La phase de nucléation est suivie d'une phase de croissance ou d'élongation. In vitro, la vitesse d'élongation de MT nucléés sur un centrosome est fonction de la disponibilité de la tubuline-GTP soluble
(fig. 6.2A gauche).
Remarque
À concentrations très élevées (> 20 μM), une nucléation spontanée donne
naissance à des MT indépendants du centrosome.

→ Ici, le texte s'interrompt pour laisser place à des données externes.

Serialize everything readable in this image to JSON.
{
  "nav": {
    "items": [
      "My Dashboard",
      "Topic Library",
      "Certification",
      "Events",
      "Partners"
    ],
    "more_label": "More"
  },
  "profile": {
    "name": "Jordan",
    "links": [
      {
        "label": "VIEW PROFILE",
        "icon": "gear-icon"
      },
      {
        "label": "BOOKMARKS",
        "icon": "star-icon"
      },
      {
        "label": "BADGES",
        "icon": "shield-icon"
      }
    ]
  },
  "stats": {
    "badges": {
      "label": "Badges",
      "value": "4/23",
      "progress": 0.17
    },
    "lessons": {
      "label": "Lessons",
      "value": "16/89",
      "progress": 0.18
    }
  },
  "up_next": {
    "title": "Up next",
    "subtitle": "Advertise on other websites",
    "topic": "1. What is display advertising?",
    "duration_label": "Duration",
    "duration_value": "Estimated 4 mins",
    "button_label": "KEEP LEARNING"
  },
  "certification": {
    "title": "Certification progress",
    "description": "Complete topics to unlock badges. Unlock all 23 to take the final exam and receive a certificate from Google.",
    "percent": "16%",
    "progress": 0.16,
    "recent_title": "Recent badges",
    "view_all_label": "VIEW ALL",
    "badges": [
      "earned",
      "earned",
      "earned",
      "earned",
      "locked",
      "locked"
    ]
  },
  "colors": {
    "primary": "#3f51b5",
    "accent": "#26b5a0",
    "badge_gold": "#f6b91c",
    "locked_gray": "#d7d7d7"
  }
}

À la concentration critique, la vitesse d'assemblage nette s'annule. À
des concentrations inférieures, elle devient négative : la dilution favorise
le désassemblage des MT. Des tracés semblables peuvent être obtenus
pour les extrémités (+) et (−) (fig. 6.2A droite). La concentration critique
du bout (+) est plus faible que celle du bout (−). Dans une cellule, la
tubuline est à une concentration de 5 à 10 μM soit entre les concentrations critiques des bouts (+) et (−). Ceci implique que l'extrémité (−) de
tout MT non lié au centrosome dépolymérise, alors que son extrémité
(+) peut croître.
C. Modalités de la dynamique microtubulaire
1. Instabilité dynamique
Le comportement des MT caractéristique de leur bout (+) est l'instabilité dynamique (fig. 6.2B haut). Elle consiste en une alternance de
phases de polymérisation et de dépolymérisation qui opèrent indépendamment pour chaque MT. L'historique de longueur d'un MT au
cours du temps permet de visualiser ces phases, de situer les transitions (catastrophes vers le désassemblage et sauvetages vers la croissance). Dans la cellule, un MT nouvellement nucléé croît sans accident
jusqu'à la périphérie cellulaire où il peut entrer en instabilité dynamique pendant quelques centaines de secondes et finit par se désassembler complètement. Ceci permet aux MT d'explorer le cytoplasme
en le parcourant depuis leur site de nucléation jusqu'à la périphérie
cellulaire sous la MP.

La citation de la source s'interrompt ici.